I also note we have previously refused to investigate a different complaint of Mrs K’s because it was late, which means she should have been aware of our time limit.

In addition to this, even if I were to investigate the Council’s assessment, the key issue here is Mrs K’s disagreement with its conclusions about her needs. As I have explained, this is not something I can actually make my own decision about; and so, if I found fault with the Council’s decision, I would need to recommend it carry out a reassessment. The Council has already offered this, but Mrs K has refused to accept it.

Taking these points together, I have discontinued my investigation of this element of Mrs K’s complaint.

The underpayment of direct payments The Council funds Mrs K’s care through direct payments. However, Mrs K complains it had consistently underpaid these, leaving a shortfall in her direct payment account.

Direct payments are where a council pays money into an account held by the person receiving care, or someone acting on their behalf, to allow them to arrange and pay for their own carers. In this case, the Council has calculated its payments into the account by multiplying the hours it has agreed to fund, by what it considers a reasonable hourly rate for a carer, and then adding on some additional elements such as the cost of insurance.

Mrs K has produced tables showing the Council’s payments into the account going back to 2019. These payments match precisely what Mrs K’s support plan says they will be. There is nothing here to suggest the Council has been underpaying the account.

However, it is also clear from Mrs K’s information that she has been paying her carers at a consistently higher hourly rate than that set out in her support plan. The information also shows she has several different carers, each earning a different hourly rate. As the Council has said, this would appear to explain why its payments into account do not cover her carers’ invoices, and have been leaving a growing shortfall in the account.

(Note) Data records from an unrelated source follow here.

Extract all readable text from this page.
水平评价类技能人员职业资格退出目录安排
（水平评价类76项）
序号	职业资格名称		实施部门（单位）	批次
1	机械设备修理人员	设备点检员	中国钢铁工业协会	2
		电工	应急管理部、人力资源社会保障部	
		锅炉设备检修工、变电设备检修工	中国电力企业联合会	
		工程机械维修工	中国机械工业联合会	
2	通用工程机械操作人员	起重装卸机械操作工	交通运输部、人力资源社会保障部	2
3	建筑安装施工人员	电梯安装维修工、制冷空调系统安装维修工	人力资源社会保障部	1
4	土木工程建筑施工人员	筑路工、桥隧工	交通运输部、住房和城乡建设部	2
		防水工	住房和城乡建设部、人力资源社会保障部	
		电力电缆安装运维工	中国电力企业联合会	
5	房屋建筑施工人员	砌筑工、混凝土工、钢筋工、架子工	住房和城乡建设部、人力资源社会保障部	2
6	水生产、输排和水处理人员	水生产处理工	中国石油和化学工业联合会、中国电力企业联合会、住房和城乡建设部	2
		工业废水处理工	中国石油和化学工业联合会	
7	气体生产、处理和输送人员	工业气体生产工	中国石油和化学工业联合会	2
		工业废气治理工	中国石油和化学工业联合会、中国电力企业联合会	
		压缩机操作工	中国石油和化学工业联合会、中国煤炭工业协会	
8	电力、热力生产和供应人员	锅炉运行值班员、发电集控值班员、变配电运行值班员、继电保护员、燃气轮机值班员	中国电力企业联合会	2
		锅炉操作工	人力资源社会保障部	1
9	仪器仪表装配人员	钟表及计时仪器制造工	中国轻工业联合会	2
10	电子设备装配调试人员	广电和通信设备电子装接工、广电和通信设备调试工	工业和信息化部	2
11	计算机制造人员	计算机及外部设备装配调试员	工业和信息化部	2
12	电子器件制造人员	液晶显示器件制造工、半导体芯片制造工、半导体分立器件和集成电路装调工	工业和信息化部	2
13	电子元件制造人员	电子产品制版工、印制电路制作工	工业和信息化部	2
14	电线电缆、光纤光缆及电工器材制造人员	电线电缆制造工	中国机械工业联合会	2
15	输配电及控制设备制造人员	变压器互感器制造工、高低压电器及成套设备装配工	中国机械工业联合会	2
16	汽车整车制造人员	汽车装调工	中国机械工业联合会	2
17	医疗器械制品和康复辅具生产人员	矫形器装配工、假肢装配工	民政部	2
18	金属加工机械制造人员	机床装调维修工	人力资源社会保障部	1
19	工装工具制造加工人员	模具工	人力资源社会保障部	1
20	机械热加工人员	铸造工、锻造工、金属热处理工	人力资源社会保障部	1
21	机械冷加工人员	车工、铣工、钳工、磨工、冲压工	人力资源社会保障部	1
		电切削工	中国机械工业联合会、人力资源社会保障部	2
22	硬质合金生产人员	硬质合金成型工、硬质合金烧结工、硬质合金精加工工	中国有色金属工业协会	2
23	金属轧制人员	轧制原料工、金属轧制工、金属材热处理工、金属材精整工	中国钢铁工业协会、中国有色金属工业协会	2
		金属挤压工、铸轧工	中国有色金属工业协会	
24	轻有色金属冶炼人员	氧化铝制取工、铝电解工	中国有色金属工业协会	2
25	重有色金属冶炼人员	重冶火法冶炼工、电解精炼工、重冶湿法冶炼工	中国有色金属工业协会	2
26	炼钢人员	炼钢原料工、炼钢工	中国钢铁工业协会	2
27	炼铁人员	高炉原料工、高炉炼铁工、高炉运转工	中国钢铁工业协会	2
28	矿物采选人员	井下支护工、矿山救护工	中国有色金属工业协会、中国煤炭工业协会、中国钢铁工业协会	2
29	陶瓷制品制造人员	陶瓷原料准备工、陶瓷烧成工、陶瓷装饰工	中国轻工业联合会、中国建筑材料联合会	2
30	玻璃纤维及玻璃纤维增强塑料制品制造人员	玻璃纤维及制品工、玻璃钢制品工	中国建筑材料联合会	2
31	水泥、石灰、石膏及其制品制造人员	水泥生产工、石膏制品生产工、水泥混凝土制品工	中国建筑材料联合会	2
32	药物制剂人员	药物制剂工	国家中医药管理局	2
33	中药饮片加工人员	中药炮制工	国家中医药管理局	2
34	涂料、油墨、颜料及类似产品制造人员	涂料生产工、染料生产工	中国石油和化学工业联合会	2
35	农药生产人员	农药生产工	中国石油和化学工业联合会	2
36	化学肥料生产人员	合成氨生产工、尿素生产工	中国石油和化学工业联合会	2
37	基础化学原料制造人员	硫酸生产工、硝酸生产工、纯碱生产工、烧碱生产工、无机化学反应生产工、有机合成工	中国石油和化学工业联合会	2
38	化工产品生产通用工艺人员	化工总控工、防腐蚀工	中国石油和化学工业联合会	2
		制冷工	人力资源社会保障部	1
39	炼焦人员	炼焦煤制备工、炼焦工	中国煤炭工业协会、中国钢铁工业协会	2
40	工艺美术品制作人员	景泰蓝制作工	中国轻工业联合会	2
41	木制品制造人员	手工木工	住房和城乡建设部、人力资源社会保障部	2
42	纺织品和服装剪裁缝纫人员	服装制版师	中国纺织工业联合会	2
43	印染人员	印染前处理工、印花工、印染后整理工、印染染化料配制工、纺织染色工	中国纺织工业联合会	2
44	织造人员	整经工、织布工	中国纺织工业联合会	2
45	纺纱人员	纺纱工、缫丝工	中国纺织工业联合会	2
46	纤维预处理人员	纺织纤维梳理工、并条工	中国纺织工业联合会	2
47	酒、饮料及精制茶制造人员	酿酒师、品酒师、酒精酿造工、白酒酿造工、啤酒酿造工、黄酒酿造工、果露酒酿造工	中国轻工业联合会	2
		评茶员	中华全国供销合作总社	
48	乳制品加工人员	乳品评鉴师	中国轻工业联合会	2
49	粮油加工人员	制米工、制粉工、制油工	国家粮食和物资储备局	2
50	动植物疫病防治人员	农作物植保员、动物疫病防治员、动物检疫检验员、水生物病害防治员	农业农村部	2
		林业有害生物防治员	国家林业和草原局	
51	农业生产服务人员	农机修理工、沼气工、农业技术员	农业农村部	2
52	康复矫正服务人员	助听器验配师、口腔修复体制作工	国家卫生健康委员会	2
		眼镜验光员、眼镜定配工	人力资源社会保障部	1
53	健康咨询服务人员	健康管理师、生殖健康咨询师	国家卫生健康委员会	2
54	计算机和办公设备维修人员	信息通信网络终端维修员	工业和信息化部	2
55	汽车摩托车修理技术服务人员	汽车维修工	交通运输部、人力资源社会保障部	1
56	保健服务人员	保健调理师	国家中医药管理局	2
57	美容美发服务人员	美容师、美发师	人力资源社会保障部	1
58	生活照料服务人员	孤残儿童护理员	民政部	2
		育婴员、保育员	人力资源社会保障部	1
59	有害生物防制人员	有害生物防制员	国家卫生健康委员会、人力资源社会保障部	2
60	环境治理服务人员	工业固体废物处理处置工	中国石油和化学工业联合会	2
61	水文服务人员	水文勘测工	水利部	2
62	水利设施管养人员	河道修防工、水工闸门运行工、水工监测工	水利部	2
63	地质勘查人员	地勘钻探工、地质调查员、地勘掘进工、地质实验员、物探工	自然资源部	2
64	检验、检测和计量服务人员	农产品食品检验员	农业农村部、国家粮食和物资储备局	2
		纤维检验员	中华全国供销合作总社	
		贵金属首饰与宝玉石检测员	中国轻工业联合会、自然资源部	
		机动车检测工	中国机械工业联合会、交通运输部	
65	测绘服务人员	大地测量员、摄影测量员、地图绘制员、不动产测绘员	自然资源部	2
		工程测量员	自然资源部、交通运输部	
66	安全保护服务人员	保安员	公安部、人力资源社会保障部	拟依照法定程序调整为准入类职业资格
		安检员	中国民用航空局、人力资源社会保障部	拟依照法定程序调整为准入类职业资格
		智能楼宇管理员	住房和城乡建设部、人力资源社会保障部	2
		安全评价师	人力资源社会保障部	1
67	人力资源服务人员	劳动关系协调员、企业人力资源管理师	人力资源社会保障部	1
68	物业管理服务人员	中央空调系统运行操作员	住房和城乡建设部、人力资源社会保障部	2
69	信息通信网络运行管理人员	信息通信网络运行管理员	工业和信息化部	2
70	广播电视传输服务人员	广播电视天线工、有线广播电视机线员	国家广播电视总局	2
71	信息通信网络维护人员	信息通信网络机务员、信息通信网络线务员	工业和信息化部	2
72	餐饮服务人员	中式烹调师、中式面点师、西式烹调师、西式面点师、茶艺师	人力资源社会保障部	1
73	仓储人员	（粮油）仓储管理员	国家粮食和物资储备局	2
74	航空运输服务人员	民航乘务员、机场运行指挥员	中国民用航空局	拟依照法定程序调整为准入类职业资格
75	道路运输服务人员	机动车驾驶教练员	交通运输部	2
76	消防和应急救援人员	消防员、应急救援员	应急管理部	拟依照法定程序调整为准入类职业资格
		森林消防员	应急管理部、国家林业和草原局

The Council has also pointed out Mrs K is paying her carers for the additional time she considers she needs, but which the Council has not agreed to fund.

I do not consider there is anything to suggest fault by the Council here. It has done what it said it would. Mrs K is entitled to pay her carers as she considers appropriate, but it is inevitable the Council’s payments will not cover the additional amount if it has not agreed to these hours or rates. This is not fault.

The Council has, on several occasions, asked Mrs K to allow it to reassess her. This would lead to the creation of a new, updated support plan which would include a consideration of the appropriate hourly rates for carers providing the care Mrs K needs. This appears a pragmatic way forward here.

It would also give the Council an opportunity to reconsider Mrs K’s hours. And, if it decided to maintain its 2019 decision about the hours, or reduce them further, this would provide Mrs K with a new opportunity to make an (in time) complaint to the Ombudsman.

I find no fault with this element of Mrs K’s complaint.

Final decision

I have completed my investigation with a finding of no fault.